An sich wollte ich nur einen kleinen Ausflug zur Kemnade machen. Allerdings hatte der ÖPNV anderen Pläne. Die Haltestellen bei Kemnade direkt an der Ruhr sind aufgrund der Wetterverhältnisse der letzten Tage nicht angefahren worden. Und die Umleitung der Linie hat es in sich.
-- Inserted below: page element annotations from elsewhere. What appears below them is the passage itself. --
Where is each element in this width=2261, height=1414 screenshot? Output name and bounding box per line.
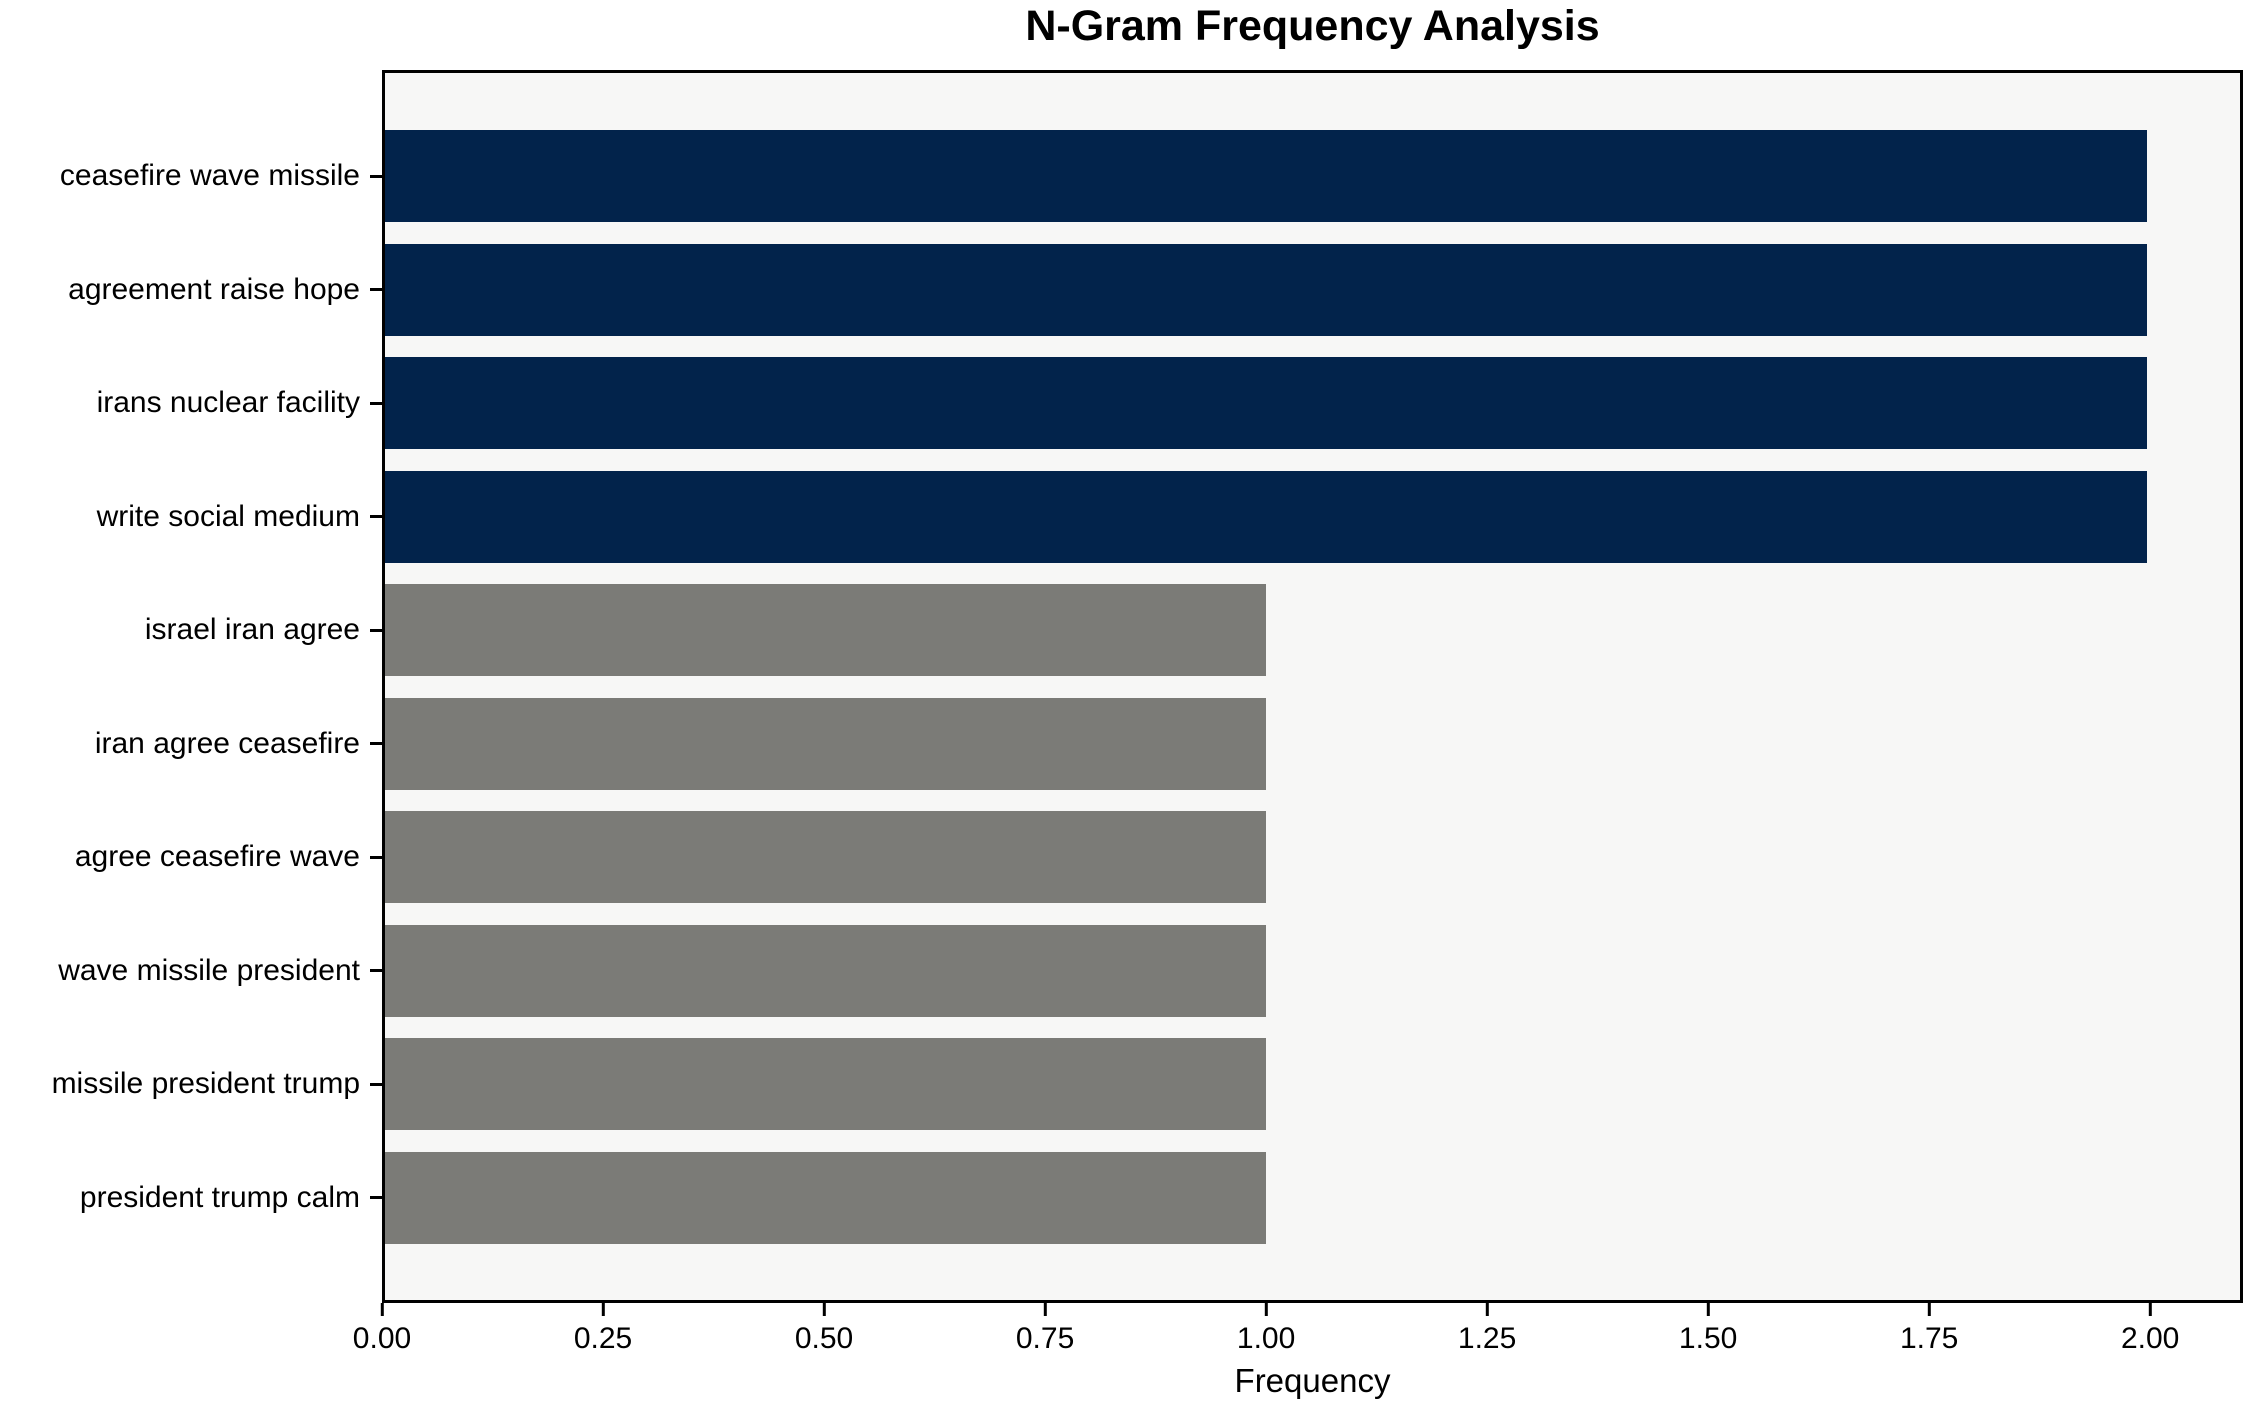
y-tick-mark xyxy=(370,288,382,292)
x-tick-mark xyxy=(1927,1303,1931,1316)
y-axis-label: president trump calm xyxy=(79,1180,360,1214)
y-axis-label: wave missile president xyxy=(58,953,360,987)
y-tick-mark xyxy=(370,174,382,178)
y-axis-label: ceasefire wave missile xyxy=(59,159,360,192)
x-axis-title: Frequency xyxy=(1234,1362,1391,1399)
bar-row xyxy=(385,584,2240,677)
x-tick-mark xyxy=(1264,1303,1268,1316)
y-label-row: agree ceasefire wave xyxy=(0,811,382,903)
x-tick: 0.00 xyxy=(353,1303,411,1356)
x-tick-label: 2.00 xyxy=(2120,1322,2180,1355)
bar-president-trump-calm xyxy=(385,1151,1267,1244)
y-axis-label: iran agree ceasefire xyxy=(94,726,360,760)
bar-row xyxy=(385,357,2240,450)
y-label-row: irans nuclear facility xyxy=(0,357,382,449)
bars-container xyxy=(385,130,2240,1244)
bar-row xyxy=(385,130,2240,222)
y-label-row: president trump calm xyxy=(0,1152,382,1244)
bar-row xyxy=(385,811,2240,904)
y-tick-mark xyxy=(370,1082,382,1086)
x-tick: 1.50 xyxy=(1679,1303,1737,1356)
x-tick-label: 1.25 xyxy=(1457,1322,1517,1355)
x-tick: 1.25 xyxy=(1458,1303,1516,1356)
bar-row xyxy=(385,697,2240,790)
x-tick-mark xyxy=(1485,1303,1489,1316)
x-tick: 1.75 xyxy=(1900,1303,1958,1356)
bar-agree-ceasefire-wave xyxy=(385,811,1267,904)
chart-title: N-Gram Frequency Analysis xyxy=(1025,2,1600,50)
x-tick-mark xyxy=(1043,1303,1047,1316)
bar-missile-president-trump xyxy=(385,1038,1267,1131)
y-axis-label: agree ceasefire wave xyxy=(74,840,360,874)
x-tick-mark xyxy=(380,1303,384,1316)
x-tick-label: 0.50 xyxy=(794,1322,854,1355)
y-axis-label: write social medium xyxy=(96,499,360,533)
bar-write-social-medium xyxy=(385,470,2148,563)
y-axis: ceasefire wave missile agreement raise h… xyxy=(0,70,382,1303)
x-tick: 2.00 xyxy=(2121,1303,2179,1356)
x-tick: 0.50 xyxy=(795,1303,853,1356)
x-axis: 0.00 0.25 0.50 0.75 1.00 1.25 1.50 1.75 xyxy=(353,1303,2243,1373)
bar-row xyxy=(385,1038,2240,1131)
y-tick-mark xyxy=(370,742,382,746)
bar-ceasefire-wave-missile xyxy=(385,130,2148,222)
y-axis-labels: ceasefire wave missile agreement raise h… xyxy=(0,130,382,1244)
y-label-row: missile president trump xyxy=(0,1038,382,1130)
y-label-row: write social medium xyxy=(0,471,382,563)
x-tick-label: 0.00 xyxy=(352,1322,412,1355)
y-tick-mark xyxy=(370,855,382,859)
y-axis-label: israel iran agree xyxy=(144,613,360,647)
y-label-row: iran agree ceasefire xyxy=(0,698,382,790)
x-tick: 0.75 xyxy=(1016,1303,1074,1356)
x-tick-label: 0.75 xyxy=(1015,1322,1075,1355)
y-label-row: agreement raise hope xyxy=(0,244,382,336)
x-tick-label: 0.25 xyxy=(573,1322,633,1355)
y-tick-mark xyxy=(370,1196,382,1200)
bar-agreement-raise-hope xyxy=(385,243,2148,336)
y-axis-label: agreement raise hope xyxy=(68,272,360,306)
y-axis-label: missile president trump xyxy=(51,1067,360,1101)
y-tick-mark xyxy=(370,628,382,632)
x-tick: 1.00 xyxy=(1237,1303,1295,1356)
bar-wave-missile-president xyxy=(385,924,1267,1017)
plot-area xyxy=(382,70,2243,1303)
bar-row xyxy=(385,924,2240,1017)
y-label-row: israel iran agree xyxy=(0,584,382,676)
x-tick-mark xyxy=(2148,1303,2152,1316)
bar-row xyxy=(385,1151,2240,1244)
bar-irans-nuclear-facility xyxy=(385,357,2148,450)
y-axis-label: irans nuclear facility xyxy=(96,386,360,420)
bar-row xyxy=(385,470,2240,563)
y-label-row: ceasefire wave missile xyxy=(0,130,382,222)
x-tick-mark xyxy=(822,1303,826,1316)
y-label-row: wave missile president xyxy=(0,925,382,1017)
bar-row xyxy=(385,243,2240,336)
x-tick: 0.25 xyxy=(574,1303,632,1356)
x-tick-label: 1.75 xyxy=(1899,1322,1959,1355)
x-tick-label: 1.50 xyxy=(1678,1322,1738,1355)
bar-iran-agree-ceasefire xyxy=(385,697,1267,790)
x-tick-label: 1.00 xyxy=(1236,1322,1296,1355)
x-tick-mark xyxy=(601,1303,605,1316)
y-tick-mark xyxy=(370,515,382,519)
y-tick-mark xyxy=(370,401,382,405)
bar-israel-iran-agree xyxy=(385,584,1267,677)
x-tick-mark xyxy=(1706,1303,1710,1316)
y-tick-mark xyxy=(370,969,382,973)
Ich bin dann leicht genervt in Blankenstein ausgestiegen und habe dann einen kleinen Spaziergang über die Burg Blankenstein, Blankenstein und Welper und über die Kosterbrücke gemacht, wo ich dann einen anderen Bus für die Rückfahrt gefunden habe.

Der Turm der Burg Blankenstein ist zur Zeit leider geschlossen.
Blick auf Stapel von der Burg
Ausschnitt aus dem vorigen Foto

Und wie es der Zufall so will – und ich war ja auch auf keinen längeren Marsch eingestellt – hatte ich keine Mütze und keinen Hut dabei und habe mir spätestens bei Überqueren der Kosterbrücke einen zünftigen Sonnenbrand auf dem Kopf und im Nacken geholt.

Tage später sind noch immer Spuren vom Hochwasser zu sehen. Wiesen sind teilweise überschwemmt, die Ruhr führt immer noch viel Wasser und an den Zäunen und sieht man noch gut angeschwemmte Pflanzen.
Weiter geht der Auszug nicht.